Title: Heavenly Precision and Hidden Machines: Qi Yanhuai and the Clockwork Celestial Globes of Late Imperial China
Abstract: This presentation examines the production and pedagogical utility of clockwork celestial globes in late imperial China, focusing on the work of Qi Yanhuai (1774-1841) to recenter these artifacts from marginal curiosities to scientific instruments. While many histories of Chinese science begin with texts, this presentation employs a material culture approach—analyzing extant objects alongside contemporary accounts—to recover historical practices of those who built and used these globes.
These mechanical globes were significant artifacts for their time: they served as platforms for fashioning scholarly identities for both gentry and artisans, acted as essential tools for disseminating new astronomical theories, and provided conceptual models for self-organization and automation. By investigating the material traces and social and cultural contexts surrounding Qi’s instruments, this talk offers two primary interventions. First, it places Chinese clockwork globes within a global comparative framework of "polite" and "practical" astronomy, challenging their status as a horological oddity. Second, it demonstrates that popular movements were more engaged with imperial astronomy than current historiography would suggest.

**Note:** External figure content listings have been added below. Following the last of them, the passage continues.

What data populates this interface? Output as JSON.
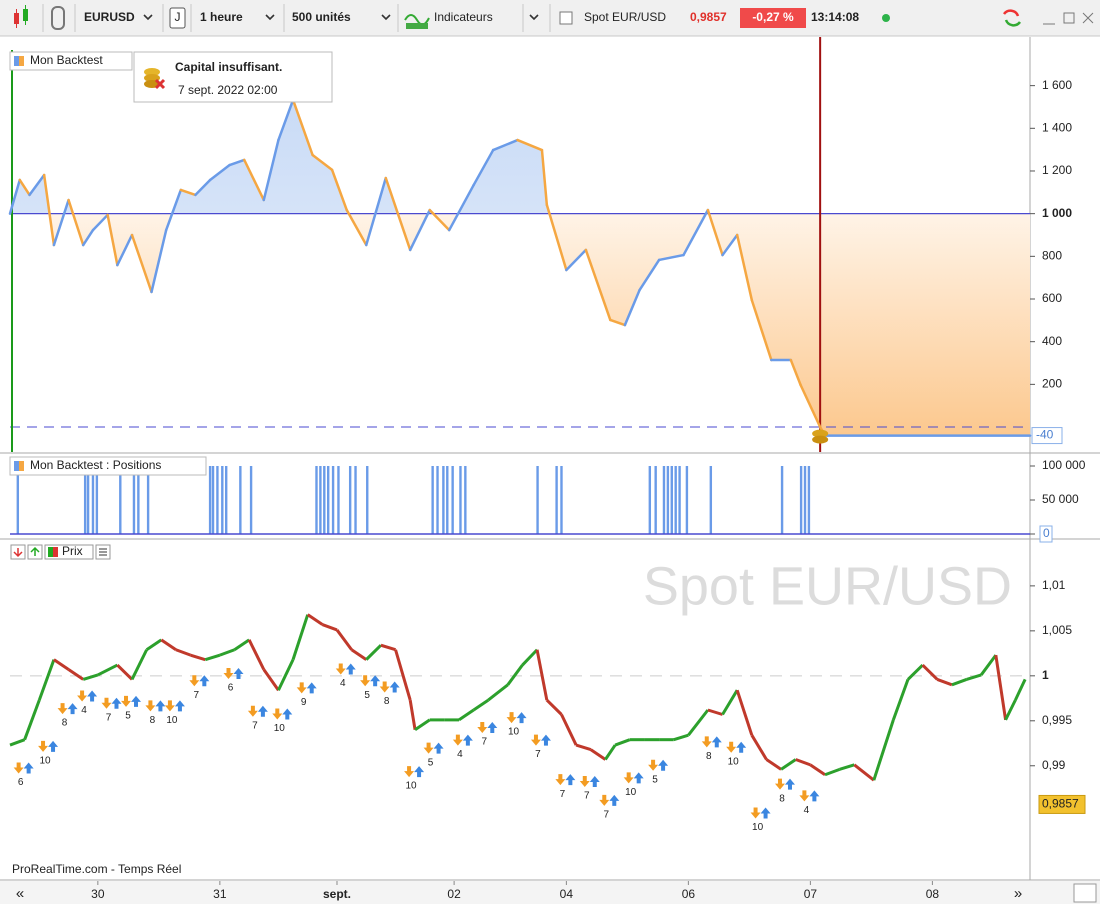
{
  "toolbar": {
    "symbol": "EURUSD",
    "mode": "J",
    "period": "1 heure",
    "units": "500 unités",
    "indicators": "Indicateurs",
    "spot_label": "Spot EUR/USD",
    "spot_price": "0,9857",
    "change": "-0,27 %",
    "time": "13:14:08"
  },
  "xaxis": {
    "xlim": [
      0,
      209
    ],
    "xticks": [
      {
        "value": 18,
        "label": "30"
      },
      {
        "value": 43,
        "label": "31"
      },
      {
        "value": 67,
        "label": "sept."
      },
      {
        "value": 91,
        "label": "02"
      },
      {
        "value": 114,
        "label": "04"
      },
      {
        "value": 139,
        "label": "06"
      },
      {
        "value": 164,
        "label": "07"
      },
      {
        "value": 189,
        "label": "08"
      }
    ],
    "nav": [
      "«",
      "»"
    ]
  },
  "equity": {
    "type": "line",
    "title": "Mon Backtest",
    "x": [
      0,
      2,
      4,
      7,
      9,
      12,
      15,
      17,
      20,
      22,
      25,
      29,
      32,
      35,
      38,
      41,
      45,
      48,
      52,
      55,
      58,
      62,
      66,
      69,
      73,
      77,
      82,
      86,
      90,
      95,
      99,
      104,
      109,
      110,
      114,
      118,
      123,
      126,
      129,
      133,
      138,
      143,
      146,
      149,
      152,
      156,
      160,
      162,
      166,
      167,
      209
    ],
    "values": [
      1000,
      1158,
      1088,
      1181,
      853,
      1064,
      853,
      923,
      994,
      759,
      900,
      633,
      923,
      1111,
      1088,
      1158,
      1228,
      1252,
      1064,
      1345,
      1533,
      1275,
      1205,
      1017,
      853,
      1167,
      830,
      1017,
      923,
      1134,
      1298,
      1345,
      1298,
      1041,
      736,
      830,
      502,
      478,
      642,
      783,
      806,
      1017,
      806,
      900,
      595,
      314,
      314,
      197,
      0,
      -40,
      -40
    ],
    "rise_color": "#6a9be8",
    "fall_color": "#f5a742",
    "baseline": 1000,
    "reference": 0,
    "ylim": [
      -117,
      1767
    ],
    "yticks": [
      {
        "value": 1600,
        "label": "1 600"
      },
      {
        "value": 1400,
        "label": "1 400"
      },
      {
        "value": 1200,
        "label": "1 200"
      },
      {
        "value": 1000,
        "label": "1 000"
      },
      800,
      600,
      400,
      200
    ],
    "event": {
      "x": 166,
      "title": "Capital insuffisant.",
      "date": "7 sept. 2022 02:00"
    }
  },
  "positions": {
    "type": "bar",
    "title": "Mon Backtest : Positions",
    "color": "#6a9be8",
    "x": [
      1.6,
      15.4,
      16,
      17,
      17.8,
      22.6,
      25.4,
      26.3,
      28.3,
      41,
      41.6,
      42.5,
      43.5,
      44.3,
      47.2,
      49.4,
      62.8,
      63.6,
      64.4,
      65.2,
      66.2,
      67.3,
      69.7,
      70.8,
      73.2,
      86.6,
      87.6,
      88.8,
      89.6,
      90.7,
      92.3,
      93.3,
      108.1,
      112,
      113,
      131.1,
      132.3,
      134,
      134.8,
      135.6,
      136.4,
      137.2,
      138.7,
      143.6,
      158.2,
      162.1,
      162.9,
      163.7
    ],
    "values": [
      100000,
      100000,
      100000,
      100000,
      100000,
      100000,
      100000,
      100000,
      100000,
      100000,
      100000,
      100000,
      100000,
      100000,
      100000,
      100000,
      100000,
      100000,
      100000,
      100000,
      100000,
      100000,
      100000,
      100000,
      100000,
      100000,
      100000,
      100000,
      100000,
      100000,
      100000,
      100000,
      100000,
      100000,
      100000,
      100000,
      100000,
      100000,
      100000,
      100000,
      100000,
      100000,
      100000,
      100000,
      100000,
      100000,
      100000,
      100000
    ],
    "ylim": [
      -5882,
      116176
    ],
    "yticks": [
      {
        "value": 100000,
        "label": "100 000"
      },
      {
        "value": 50000,
        "label": "50 000"
      },
      0
    ]
  },
  "price": {
    "type": "line",
    "title": "Prix",
    "watermark": "Spot EUR/USD",
    "footer": "ProRealTime.com - Temps Réel",
    "up_color": "#2ca02c",
    "down_color": "#c0392b",
    "reference": 1,
    "x": [
      0,
      3,
      6,
      9,
      12,
      15,
      18,
      22,
      25,
      28,
      31,
      34,
      37,
      40,
      43,
      46,
      49,
      52,
      55,
      58,
      61,
      64,
      67,
      70,
      73,
      76,
      79,
      82,
      83,
      86,
      89,
      92,
      95,
      98,
      102,
      105,
      108,
      110,
      113,
      116,
      119,
      122,
      124,
      127,
      130,
      133,
      136,
      139,
      143,
      146,
      149,
      152,
      155,
      158,
      161,
      164,
      167,
      170,
      173,
      177,
      181,
      184,
      187,
      190,
      193,
      196,
      199,
      202,
      204,
      206,
      208
    ],
    "values": [
      0.9923,
      0.9929,
      0.9973,
      1.0018,
      1.0007,
      0.9996,
      1.0001,
      1.0012,
      0.9996,
      1.0029,
      1.004,
      1.0029,
      1.0023,
      1.0018,
      1.0023,
      1.0029,
      1.004,
      1.0007,
      0.9984,
      1.0018,
      1.0068,
      1.0057,
      1.0051,
      1.0029,
      1.0018,
      1.0034,
      1.0029,
      0.9973,
      0.994,
      0.9951,
      0.9951,
      0.9951,
      0.9962,
      0.9973,
      0.999,
      1.0012,
      1.0029,
      0.9973,
      0.9957,
      0.9923,
      0.9918,
      0.9907,
      0.9923,
      0.9929,
      0.9929,
      0.9929,
      0.9929,
      0.9934,
      0.9962,
      0.9957,
      0.9984,
      0.9934,
      0.9907,
      0.9896,
      0.9907,
      0.9901,
      0.989,
      0.9896,
      0.9901,
      0.9884,
      0.9951,
      0.9996,
      1.0012,
      0.9996,
      0.999,
      0.9996,
      1.0001,
      1.0023,
      0.9951,
      0.9973,
      0.9996
    ],
    "current": {
      "value": 0.9857,
      "label": "0,9857"
    },
    "ylim": [
      0.9773,
      1.0151
    ],
    "yticks": [
      {
        "value": 1.01,
        "label": "1,01"
      },
      {
        "value": 1.005,
        "label": "1,005"
      },
      1,
      {
        "value": 0.995,
        "label": "0,995"
      },
      {
        "value": 0.99,
        "label": "0,99"
      }
    ],
    "trades": {
      "x": [
        3,
        8,
        12,
        16,
        21,
        25,
        30,
        34,
        39,
        46,
        51,
        56,
        61,
        69,
        74,
        78,
        83,
        87,
        93,
        98,
        104,
        109,
        114,
        119,
        123,
        128,
        133,
        144,
        149,
        154,
        159,
        164
      ],
      "y": [
        0.9897,
        0.9921,
        0.9963,
        0.9977,
        0.9969,
        0.9971,
        0.9966,
        0.9966,
        0.9994,
        1.0002,
        0.996,
        0.9957,
        0.9986,
        1.0007,
        0.9994,
        0.9987,
        0.9893,
        0.9919,
        0.9928,
        0.9942,
        0.9953,
        0.9928,
        0.9884,
        0.9882,
        0.9861,
        0.9886,
        0.99,
        0.9926,
        0.992,
        0.9847,
        0.9879,
        0.9866
      ],
      "labels": [
        6,
        10,
        8,
        4,
        7,
        5,
        8,
        10,
        7,
        6,
        7,
        10,
        9,
        4,
        5,
        8,
        10,
        5,
        4,
        7,
        10,
        7,
        7,
        7,
        7,
        10,
        5,
        8,
        10,
        10,
        8,
        4
      ]
    }
  }
}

Ultimately, this presentation asserts that celestial globes in China can inform us about the changing nature of astronomical knowledge and time measurement and the social value of technical and scientific practices.
Short Bio: Christopher DeCou is a sixth year doctoral candidate in the History department. His dissertation "The Stars in Their Eyes: Materials for Making Time in the Qing Empire, 1700–1900" explores the culture of timekeeping and instrument making in late imperial China. He completed his undergraduate training in Chinese as well as Medieval and Early Modern Studies at the University of Michigan and did his masters at the University of Chicago.